Missouri State University

Dr. Adam Wanekaya

  • Associate professor of chemistry
  • Springfield, Missouri
  • BS in Chemistry, University of Nairobi
  • MS in Chemistry, University of Nairobi
  • Ph.D., State University of New York

These days, "nanomaterials" — extremely tiny materials — are found in many consumer goods.

Silver, known for antibacterial and anti-odor properties, may be in everything from athletic wear to cutting boards.

Silver, known for antibacterial and anti-odor properties, may be in everything from athletic wear to cutting boards. Zinc oxide, which prevents sun damage, has been used in sunscreen and woven into fabric for clothing. Carpet may be treated with nanoscale materials that prevents it from absorbing spills. Carbon-based nanomaterials are found in cell phones and televisions.

One thing is sure: The trend of nanotechnology means we are all more likely to buy goods with these tiny particles, and, later, dispose of these products.

What’s less certain is the affect of these nanomaterials on the environment as these goods decompose in landfills.

Dr. Adam Wanekaya, associate professor of chemistry, has researched nanomaterials since his days as a doctoral student in the early 2000s.

For the last three years, he has been leading a project with undergraduate and graduate students at Missouri State who are studying how nanomaterials age in an accelerated weathering chamber. The research shows how these particles will react in conditions similar to those they would experience outdoors.

"What is the fate of those particles after three, 10, 20 years? We want to make sure they don’t contribute to diseases such as leukemia, or cause harm to plants, animals or the environment," Wanekaya said. "Some of us recall how asbestos was previously thought to be a wonder material, only to later realize it was the cause of many deadly diseases."

Creating conditions that mimic the outdoors

At least once a week, senior Molly Duszynski heads into a chemistry lab at Temple Hall.

First, she attaches carbon nanotubes to glass slides.

Next, she takes the slides to an accelerated weathering tester, where they fit into holders designed for them.

Now, the chamber is closed. It’s time for Duszynski to make decisions about what kind of conditions the slides will face. The chamber has UVA-340 bulbs, which provide the best possible simulation of sunlight. It is also attached to a tank that holds water free of minerals or impurities. She, Wanekaya or others on the project may adjust lighting, humidity, temperature and more to simulate sunlight, rain and dew. The chamber can create conditions for night, evening, afternoon or morning, or cycle through those.

In a few days or weeks, the machine can reproduce the decomposition that would occur in months or years outdoors.

Wanekaya’s team has chosen to mostly focus on conditions that are slightly hotter than normal, in order to see what the carbon nanotubes would do if they were in a landfill in a part of the country with high-intensity sunlight.

They chose carbon to study first.

"This is a good basic material because we can predict a bit about carbon’s behavior," Wanekaya said. "We are starting with something more simple before we more on to something a bit more complex."

Preliminary results, collaborative papers

Wanekaya says the research is yielding some preliminary results.

The team can see that the shapes of the carbon nanotubes change after treatment in the chamber.
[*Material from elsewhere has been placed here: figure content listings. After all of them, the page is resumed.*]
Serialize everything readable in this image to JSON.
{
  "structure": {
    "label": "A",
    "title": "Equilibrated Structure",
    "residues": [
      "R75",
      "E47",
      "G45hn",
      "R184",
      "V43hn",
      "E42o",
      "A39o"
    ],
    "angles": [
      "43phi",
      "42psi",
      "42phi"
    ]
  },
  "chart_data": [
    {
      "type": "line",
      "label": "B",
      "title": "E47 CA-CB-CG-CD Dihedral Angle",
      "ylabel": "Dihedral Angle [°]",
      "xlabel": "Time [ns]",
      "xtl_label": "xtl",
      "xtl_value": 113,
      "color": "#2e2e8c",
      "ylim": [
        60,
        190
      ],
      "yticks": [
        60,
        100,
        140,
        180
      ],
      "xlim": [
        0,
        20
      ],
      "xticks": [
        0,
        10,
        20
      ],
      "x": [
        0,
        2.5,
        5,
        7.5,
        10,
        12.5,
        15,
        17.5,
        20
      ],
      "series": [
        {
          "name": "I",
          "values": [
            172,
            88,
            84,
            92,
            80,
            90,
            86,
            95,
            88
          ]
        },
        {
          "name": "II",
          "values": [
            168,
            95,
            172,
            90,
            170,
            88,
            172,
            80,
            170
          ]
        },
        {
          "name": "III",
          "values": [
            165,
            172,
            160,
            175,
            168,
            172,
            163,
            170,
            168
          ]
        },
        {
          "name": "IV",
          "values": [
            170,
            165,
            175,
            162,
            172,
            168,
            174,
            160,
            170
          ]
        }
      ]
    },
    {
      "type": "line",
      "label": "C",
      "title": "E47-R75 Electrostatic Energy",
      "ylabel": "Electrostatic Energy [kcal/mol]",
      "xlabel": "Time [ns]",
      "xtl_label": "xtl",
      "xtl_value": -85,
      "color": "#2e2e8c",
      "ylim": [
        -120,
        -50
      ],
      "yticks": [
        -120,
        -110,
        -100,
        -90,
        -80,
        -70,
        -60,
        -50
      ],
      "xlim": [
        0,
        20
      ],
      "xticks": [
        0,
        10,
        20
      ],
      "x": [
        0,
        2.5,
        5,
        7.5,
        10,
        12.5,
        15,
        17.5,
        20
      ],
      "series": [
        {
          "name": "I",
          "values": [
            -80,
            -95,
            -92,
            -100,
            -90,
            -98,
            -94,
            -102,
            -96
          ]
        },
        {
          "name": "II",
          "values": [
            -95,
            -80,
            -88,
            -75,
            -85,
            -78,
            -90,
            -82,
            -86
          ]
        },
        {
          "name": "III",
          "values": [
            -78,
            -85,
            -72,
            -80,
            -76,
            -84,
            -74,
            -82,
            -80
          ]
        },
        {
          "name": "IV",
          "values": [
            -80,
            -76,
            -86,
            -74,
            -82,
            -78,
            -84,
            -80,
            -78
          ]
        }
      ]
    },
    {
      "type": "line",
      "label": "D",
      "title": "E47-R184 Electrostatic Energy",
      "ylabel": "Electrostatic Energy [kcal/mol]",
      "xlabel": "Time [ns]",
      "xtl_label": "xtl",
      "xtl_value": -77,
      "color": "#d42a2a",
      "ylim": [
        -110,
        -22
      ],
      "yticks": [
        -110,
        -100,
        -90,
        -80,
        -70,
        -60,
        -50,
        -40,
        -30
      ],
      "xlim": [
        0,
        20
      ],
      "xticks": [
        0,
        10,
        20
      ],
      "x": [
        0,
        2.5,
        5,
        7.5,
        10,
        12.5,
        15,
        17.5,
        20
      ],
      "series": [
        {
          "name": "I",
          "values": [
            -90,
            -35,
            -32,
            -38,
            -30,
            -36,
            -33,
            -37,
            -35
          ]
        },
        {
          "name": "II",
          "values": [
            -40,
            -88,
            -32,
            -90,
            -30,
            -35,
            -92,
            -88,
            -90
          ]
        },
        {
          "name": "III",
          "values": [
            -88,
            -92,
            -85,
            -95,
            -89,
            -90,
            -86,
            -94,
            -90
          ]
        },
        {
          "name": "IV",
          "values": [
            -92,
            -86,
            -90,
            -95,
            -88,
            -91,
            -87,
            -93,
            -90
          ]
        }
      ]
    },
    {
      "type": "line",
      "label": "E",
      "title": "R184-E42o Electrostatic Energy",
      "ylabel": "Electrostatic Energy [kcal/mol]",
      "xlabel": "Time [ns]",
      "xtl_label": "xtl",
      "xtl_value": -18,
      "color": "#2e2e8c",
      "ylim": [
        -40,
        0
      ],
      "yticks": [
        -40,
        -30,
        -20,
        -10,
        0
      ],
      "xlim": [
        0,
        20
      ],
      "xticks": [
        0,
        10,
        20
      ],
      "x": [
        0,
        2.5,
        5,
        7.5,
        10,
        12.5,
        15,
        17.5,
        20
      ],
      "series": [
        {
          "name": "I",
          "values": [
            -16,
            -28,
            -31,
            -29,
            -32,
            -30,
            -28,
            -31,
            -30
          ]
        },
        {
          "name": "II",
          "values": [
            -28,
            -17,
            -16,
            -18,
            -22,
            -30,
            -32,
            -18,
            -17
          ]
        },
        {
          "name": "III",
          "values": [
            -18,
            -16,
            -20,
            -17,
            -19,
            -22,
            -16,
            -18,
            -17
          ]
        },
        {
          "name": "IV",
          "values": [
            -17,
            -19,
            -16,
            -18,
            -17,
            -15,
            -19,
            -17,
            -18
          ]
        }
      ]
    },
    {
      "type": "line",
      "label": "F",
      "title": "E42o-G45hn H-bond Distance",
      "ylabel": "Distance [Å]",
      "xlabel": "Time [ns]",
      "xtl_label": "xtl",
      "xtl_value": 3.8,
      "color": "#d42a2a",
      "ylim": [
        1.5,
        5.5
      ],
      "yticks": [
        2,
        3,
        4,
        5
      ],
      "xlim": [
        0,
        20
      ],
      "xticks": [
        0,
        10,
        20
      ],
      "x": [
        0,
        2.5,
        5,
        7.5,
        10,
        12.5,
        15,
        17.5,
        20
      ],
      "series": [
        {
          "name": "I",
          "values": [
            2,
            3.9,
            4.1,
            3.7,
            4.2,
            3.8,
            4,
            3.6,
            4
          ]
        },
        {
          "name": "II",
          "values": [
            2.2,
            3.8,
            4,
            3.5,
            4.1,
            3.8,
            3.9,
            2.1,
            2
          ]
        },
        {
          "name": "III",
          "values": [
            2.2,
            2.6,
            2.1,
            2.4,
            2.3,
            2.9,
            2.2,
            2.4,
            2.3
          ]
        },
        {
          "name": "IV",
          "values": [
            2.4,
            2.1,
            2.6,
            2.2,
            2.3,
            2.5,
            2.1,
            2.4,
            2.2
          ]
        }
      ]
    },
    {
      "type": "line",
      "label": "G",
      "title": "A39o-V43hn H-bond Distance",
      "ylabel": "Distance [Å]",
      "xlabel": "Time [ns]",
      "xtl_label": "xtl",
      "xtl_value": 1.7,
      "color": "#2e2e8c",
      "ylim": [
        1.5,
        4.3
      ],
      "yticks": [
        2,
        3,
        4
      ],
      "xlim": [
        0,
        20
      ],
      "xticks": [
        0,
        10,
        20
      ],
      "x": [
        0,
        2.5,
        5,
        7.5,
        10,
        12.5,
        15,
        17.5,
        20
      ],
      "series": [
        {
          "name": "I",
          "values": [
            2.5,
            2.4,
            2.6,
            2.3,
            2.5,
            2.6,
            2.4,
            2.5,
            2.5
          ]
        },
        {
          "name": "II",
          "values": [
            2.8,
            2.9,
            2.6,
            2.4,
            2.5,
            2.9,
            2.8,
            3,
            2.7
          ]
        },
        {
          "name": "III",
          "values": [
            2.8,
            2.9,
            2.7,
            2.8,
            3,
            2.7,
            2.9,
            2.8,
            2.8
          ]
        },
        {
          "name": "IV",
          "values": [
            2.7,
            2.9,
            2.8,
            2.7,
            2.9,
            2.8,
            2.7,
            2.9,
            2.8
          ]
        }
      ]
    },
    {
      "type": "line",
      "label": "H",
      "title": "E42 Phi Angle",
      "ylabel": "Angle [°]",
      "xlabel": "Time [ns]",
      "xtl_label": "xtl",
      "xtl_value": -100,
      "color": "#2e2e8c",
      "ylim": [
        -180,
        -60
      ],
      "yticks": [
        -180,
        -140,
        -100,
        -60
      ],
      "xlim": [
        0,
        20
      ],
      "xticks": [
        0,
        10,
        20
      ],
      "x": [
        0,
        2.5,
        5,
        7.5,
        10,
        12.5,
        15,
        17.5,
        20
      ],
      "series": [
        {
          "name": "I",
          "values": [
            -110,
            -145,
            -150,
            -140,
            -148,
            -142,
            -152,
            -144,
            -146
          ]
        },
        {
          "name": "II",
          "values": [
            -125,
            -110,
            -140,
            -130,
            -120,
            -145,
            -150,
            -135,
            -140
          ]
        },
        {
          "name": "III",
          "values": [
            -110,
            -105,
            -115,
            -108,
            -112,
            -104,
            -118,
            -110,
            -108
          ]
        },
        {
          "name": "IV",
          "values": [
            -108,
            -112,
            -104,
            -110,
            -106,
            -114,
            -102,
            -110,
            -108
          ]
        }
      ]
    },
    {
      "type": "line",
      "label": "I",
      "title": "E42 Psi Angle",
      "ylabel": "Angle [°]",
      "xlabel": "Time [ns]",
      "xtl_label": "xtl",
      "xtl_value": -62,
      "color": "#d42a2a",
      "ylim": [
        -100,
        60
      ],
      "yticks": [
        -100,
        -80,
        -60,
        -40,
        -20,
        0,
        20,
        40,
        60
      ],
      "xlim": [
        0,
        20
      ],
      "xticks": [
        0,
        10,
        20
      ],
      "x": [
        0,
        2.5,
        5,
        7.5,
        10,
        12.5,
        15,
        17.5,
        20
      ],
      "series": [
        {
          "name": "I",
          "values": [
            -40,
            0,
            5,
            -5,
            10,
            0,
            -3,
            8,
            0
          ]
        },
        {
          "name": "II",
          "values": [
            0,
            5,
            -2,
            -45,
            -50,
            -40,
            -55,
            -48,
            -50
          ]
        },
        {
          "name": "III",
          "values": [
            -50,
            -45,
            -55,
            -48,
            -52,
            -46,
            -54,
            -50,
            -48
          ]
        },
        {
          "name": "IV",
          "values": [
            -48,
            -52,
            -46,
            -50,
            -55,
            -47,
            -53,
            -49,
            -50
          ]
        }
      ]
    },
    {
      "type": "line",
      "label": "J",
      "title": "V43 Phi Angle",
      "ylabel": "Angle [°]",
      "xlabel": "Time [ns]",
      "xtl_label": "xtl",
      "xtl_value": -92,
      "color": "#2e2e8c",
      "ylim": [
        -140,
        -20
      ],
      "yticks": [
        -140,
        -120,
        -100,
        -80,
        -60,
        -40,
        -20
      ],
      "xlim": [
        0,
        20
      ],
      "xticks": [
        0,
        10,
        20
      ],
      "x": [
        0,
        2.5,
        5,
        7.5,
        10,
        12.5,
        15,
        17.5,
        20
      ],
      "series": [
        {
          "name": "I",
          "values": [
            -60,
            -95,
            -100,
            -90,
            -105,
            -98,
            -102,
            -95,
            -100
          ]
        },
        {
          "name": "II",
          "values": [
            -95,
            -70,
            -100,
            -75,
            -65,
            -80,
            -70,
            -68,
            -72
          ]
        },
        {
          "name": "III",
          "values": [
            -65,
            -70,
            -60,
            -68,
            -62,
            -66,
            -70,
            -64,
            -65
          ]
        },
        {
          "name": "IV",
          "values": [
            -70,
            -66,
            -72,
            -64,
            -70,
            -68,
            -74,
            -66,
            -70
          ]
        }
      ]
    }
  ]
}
Before treatment, the nanotubes are more or less linear. After, they are coiled. Using various technologies, the team has shown there are other substantial differences between groups of control nanotubes, which are not subjected to tests, and nanotubes that have been aged.

"Now, we need to find out whether those changes are good, bad or neutral. That’s our next step," Wanekaya said.

The team shared a tested group and a control group with colleagues in the Missouri State biology department. Those researchers exposed yeast, bacteria and other cells to both the control group and the aged group of nanotubes. They wanted to see if either group of nanotubes was potentially toxic to those materials.

One team found that treating yeast with either aged or control carbon nanotubes was significantly toxic to the yeast cells. Results of that study have been submitted for publication to the Journal of Nanoscience and Technology.

No significant differences were observed in bacteria and plants exposed to both the aged and control carbon nanotubes.

Wanekaya plans to keep working with these tiny particles.

"Nanomaterials are very exciting. They have novel properties that can be used for so many things."